Beberapa konsekuensi logis percepatan aliran ilmu pengetahuan yang akan menantang sistem pendidikan konvensional yang selama ini berjalan antara lain adalah:

Sumber ilmu pengetahuan tidak lagi terpusat pada lembaga pendidikan formal yang konvensional. Akan tetapi sumber ilmu pengetahuan akan tersebar dimana-mana & setiap orang akan dengan mudah memperoleh pengetahuan tanpa kesulitan. Paradigma ini dikenal sebagai distributed intelligence (distributed knowledge). Fungsi guru / dosen / lembaga pendidikan akhirnya beralih dari sebuah sumber ilmu pengetahuan menjadi mediator dari ilmu pengetahuan tsb. Proses long life learning dalam dunia informal yang sifatnya lebih learning based daripada teaching based akan menjadi kunci perkembangan SDM. Web, Homepage, Search Engine, CD-ROM merupakan alat bantu yang akan sangat mempercepat proses distributed knowledge ini berkembang.

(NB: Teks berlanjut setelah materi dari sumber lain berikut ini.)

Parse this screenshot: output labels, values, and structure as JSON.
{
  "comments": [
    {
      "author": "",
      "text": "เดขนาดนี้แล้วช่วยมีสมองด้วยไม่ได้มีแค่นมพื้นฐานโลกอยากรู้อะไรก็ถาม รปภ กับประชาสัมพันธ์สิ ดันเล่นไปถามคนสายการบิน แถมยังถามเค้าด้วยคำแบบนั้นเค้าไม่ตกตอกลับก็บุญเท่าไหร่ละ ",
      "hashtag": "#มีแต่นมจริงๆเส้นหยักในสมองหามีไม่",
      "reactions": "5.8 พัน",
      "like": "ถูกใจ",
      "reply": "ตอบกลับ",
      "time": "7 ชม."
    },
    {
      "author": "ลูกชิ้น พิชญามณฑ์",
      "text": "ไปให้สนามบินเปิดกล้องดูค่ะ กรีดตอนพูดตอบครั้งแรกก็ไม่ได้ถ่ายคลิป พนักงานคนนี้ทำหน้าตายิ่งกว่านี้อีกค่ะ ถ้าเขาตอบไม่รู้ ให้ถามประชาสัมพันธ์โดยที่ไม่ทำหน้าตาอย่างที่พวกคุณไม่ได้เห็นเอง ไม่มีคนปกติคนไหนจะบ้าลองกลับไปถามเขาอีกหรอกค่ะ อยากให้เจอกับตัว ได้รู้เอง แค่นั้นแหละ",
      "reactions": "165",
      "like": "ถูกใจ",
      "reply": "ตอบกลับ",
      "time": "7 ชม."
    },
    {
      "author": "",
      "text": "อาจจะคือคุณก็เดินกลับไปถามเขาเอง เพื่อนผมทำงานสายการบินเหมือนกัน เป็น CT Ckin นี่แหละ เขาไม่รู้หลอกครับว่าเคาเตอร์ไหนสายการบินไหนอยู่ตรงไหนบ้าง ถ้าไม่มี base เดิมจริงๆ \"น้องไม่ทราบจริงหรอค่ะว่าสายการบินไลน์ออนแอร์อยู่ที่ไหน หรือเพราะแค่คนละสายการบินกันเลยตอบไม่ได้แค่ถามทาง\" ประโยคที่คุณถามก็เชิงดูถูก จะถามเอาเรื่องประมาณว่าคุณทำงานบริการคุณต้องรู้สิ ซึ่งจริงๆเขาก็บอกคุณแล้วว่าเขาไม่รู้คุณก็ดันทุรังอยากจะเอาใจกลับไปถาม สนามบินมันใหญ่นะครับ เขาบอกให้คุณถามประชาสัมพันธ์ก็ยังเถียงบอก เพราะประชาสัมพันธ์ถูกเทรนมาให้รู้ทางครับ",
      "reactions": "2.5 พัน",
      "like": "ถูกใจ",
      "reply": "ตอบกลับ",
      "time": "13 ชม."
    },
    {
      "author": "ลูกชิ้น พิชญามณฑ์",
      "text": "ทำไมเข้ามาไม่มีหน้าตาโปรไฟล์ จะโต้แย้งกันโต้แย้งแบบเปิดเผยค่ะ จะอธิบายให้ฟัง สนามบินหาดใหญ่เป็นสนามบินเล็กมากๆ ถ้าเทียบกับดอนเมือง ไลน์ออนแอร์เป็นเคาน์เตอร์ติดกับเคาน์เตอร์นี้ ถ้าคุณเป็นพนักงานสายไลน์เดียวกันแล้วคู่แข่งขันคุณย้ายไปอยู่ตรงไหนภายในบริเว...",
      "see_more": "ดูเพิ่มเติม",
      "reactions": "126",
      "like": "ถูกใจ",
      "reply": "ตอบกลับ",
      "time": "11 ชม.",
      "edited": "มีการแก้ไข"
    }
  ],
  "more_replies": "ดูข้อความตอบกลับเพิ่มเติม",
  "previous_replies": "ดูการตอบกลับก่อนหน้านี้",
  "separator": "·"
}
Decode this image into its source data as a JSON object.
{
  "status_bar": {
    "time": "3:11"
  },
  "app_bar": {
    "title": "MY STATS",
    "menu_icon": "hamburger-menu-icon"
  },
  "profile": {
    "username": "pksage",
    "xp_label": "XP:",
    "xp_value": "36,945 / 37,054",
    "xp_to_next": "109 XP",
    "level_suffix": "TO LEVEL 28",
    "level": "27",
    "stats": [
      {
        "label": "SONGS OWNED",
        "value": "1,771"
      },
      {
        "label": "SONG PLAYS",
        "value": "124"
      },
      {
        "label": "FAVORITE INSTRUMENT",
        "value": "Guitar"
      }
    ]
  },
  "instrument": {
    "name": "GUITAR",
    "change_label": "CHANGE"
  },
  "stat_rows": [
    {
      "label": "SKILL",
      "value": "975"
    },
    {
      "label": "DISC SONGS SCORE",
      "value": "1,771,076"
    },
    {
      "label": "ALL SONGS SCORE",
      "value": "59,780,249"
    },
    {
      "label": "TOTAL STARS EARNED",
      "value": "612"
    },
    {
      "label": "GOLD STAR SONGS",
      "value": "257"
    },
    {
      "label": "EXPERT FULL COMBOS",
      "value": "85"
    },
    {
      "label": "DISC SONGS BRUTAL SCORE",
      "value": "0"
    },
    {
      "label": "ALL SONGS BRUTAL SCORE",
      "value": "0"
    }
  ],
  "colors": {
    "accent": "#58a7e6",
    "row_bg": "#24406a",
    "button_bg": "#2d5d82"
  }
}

Ilmu pengetahuan akan terbentuk secara kolektif dari banyak pemikiran yang sifatnya konsensus bersama. Pemahaman akan sebuah konsep akan dilakukan secara bersama. Guru / dosen tidak lagi dapat memaksakan pandangan & kehendaknya karena mungkin para siswa / mahaiswa memiliki pengetahuan yang lebih dari informasi yang mereka peroleh selama ini.  Keadaan ini dikenal sebagai generation lap (kebalikan dari generation gap). Proses interaksi elektronik, diskusi melalui berbagai Internet mailing list, newsgroup, IRC, Webchat merupakan kunci proses pembentukan collective wisdom ini. Yang menarik disini adalah dari sisi kurikulum, tidak akan pernah terjadi kurikulum resmi yang rigid - kurikulum akan selalu berubah beradaptasi dengan berbagai perkembangan sesuai dengan collective wisdom yang diperoleh dari waktu ke waktu.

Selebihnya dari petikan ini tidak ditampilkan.